The greenback rose against the South African rand and the Swiss franc on speculation U.S. government and central-bank efforts will help the world's largest economy recover from a recession before the rest of the world. The South Korean won strengthened versus the greenback as the government guaranteed $100 billion of lenders' foreign-currency debt.
``The U.S. is more actively taking measures to deal with the recession than others,'' said Jessica Hoversen, a currency analyst at MF Global Ltd. in Chicago. ``I am bullish on the dollar versus the euro.''
The dollar gained 0.6 percent to $1.3325 per euro at 10:49 a.m. in New York, from $1.3410 on Oct. 17. It touched $1.3259 on Oct. 10, the strongest since March 2007. The dollar traded at 101.77 yen, compared with 101.69. The yen climbed 0.4 percent to 135.63 per euro, from 136.21.
Interest-rate futures show a 100 percent chance the Fed will lower its 1.5 percent target lending rate by at least a quarter-percentage point when the central bank announces its next policy decision Oct. 29. That compares with no chance of a rate cut one month ago.

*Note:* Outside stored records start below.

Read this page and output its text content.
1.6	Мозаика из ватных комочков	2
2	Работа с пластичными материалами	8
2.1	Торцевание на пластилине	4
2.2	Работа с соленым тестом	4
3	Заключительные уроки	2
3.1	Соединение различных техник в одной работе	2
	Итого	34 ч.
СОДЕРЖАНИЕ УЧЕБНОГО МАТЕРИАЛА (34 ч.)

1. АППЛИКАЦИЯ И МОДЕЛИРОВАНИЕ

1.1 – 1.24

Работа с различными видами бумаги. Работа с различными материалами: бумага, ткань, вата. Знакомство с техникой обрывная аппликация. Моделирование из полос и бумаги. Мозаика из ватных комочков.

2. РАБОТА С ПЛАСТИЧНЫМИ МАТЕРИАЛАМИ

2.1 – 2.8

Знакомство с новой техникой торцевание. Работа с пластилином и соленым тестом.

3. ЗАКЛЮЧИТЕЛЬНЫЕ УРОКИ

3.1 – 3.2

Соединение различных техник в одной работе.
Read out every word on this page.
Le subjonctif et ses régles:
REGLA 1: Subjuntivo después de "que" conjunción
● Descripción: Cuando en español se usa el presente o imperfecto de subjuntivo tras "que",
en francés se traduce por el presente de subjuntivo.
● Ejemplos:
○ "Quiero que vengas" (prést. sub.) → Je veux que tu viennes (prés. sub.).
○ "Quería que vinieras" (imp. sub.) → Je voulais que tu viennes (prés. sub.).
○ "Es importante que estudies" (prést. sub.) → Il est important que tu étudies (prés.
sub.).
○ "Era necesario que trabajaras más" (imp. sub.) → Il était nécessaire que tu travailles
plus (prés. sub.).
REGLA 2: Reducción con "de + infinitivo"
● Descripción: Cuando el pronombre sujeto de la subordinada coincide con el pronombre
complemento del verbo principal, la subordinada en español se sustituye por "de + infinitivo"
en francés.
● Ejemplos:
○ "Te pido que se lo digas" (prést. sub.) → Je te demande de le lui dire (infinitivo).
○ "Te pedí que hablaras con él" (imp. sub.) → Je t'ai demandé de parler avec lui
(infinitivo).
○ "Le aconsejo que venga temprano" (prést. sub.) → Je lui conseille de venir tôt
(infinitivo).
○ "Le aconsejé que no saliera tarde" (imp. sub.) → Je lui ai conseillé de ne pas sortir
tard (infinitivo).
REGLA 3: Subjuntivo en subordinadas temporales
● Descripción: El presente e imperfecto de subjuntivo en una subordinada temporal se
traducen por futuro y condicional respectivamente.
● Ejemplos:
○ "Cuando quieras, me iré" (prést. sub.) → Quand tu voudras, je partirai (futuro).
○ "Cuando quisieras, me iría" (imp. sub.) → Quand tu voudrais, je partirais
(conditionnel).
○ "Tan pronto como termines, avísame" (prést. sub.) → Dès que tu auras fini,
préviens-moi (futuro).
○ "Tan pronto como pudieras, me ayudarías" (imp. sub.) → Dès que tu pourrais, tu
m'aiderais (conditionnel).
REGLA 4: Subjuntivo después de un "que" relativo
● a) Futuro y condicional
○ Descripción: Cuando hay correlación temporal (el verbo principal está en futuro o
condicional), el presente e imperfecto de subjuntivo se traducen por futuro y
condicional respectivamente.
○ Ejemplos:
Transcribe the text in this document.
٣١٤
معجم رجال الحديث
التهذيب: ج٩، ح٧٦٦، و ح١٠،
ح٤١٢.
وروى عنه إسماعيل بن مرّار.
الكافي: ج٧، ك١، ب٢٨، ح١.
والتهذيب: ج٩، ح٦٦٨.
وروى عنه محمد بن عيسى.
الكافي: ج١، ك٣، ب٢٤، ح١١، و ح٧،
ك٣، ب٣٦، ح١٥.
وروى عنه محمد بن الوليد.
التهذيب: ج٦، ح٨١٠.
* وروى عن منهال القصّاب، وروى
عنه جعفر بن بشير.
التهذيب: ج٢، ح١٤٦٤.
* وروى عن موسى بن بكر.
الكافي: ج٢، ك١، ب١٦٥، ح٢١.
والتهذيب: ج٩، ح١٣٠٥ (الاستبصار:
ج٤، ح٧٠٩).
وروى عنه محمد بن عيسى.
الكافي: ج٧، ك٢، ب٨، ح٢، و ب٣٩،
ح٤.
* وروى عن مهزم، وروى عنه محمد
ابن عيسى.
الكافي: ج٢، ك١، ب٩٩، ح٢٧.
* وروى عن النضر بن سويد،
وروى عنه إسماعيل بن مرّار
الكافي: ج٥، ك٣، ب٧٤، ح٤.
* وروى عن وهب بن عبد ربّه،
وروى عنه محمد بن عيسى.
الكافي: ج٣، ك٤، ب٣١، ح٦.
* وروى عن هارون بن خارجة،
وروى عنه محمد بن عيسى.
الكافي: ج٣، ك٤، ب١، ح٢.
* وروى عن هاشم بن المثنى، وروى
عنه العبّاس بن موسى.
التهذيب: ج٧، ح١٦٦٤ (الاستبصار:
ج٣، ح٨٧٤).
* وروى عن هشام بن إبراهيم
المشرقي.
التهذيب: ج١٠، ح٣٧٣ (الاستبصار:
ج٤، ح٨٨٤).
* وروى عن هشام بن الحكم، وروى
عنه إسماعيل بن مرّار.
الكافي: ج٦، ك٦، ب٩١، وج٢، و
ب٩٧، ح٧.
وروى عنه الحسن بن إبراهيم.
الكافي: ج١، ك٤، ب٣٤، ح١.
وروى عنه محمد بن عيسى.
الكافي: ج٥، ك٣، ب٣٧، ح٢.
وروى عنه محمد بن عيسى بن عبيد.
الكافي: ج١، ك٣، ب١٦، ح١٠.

Bernanke's remarks in prepared testimony to the House Budget Committee today may give momentum to legislation being proposed by House Democrats. In January before the same panel, he said a stimulus ``could be helpful'' and urged lawmakers to act ``quickly.'' The impact of that $168 billion measure faded by July, and economists anticipate gross domestic product will contract in the current quarter.
India's Rupee
India's rupee fell as much as 0.3 percent to 49.0400 per dollar after the central bank unexpectedly cut its benchmark interest rate by 1 percentage point to 8 percent. It was the Reserve Bank of India's first rate cut since 2004.
The won rose 1.4 percent today to 1,315 per dollar after the Bank of Korea said it will provide $30 billion in U.S. dollars to banks to increase their access to funding as well as guaranteeing foreign-currency debt. On Oct. 16, South Korea's currency had its biggest decline since the International Monetary Fund bailed the nation out in 1997.
Developing-nation currencies tumbled after Lehman Brothers Holdings Inc. filed for bankruptcy on Sept. 15, deepening a freeze in credit markets and prompting investors to turn to the safest, dollar-denominated securities. Zurich-based UBS AG predicts the rupee will weaken 2.2 percent to a record low of 50 per dollar by March, adding to a 19 percent drop this year, while the won will depreciate 6 percent to 1,400, extending a 29 percent slump.
The Conference Board's index of U.S. leading economic indicators increased 0.3 percent in September after a 0.9 percent decline in the prior month that was almost twice as large as previously estimated, the New York-based private research group said today. The index points to the direction of the economy over the next three to six months.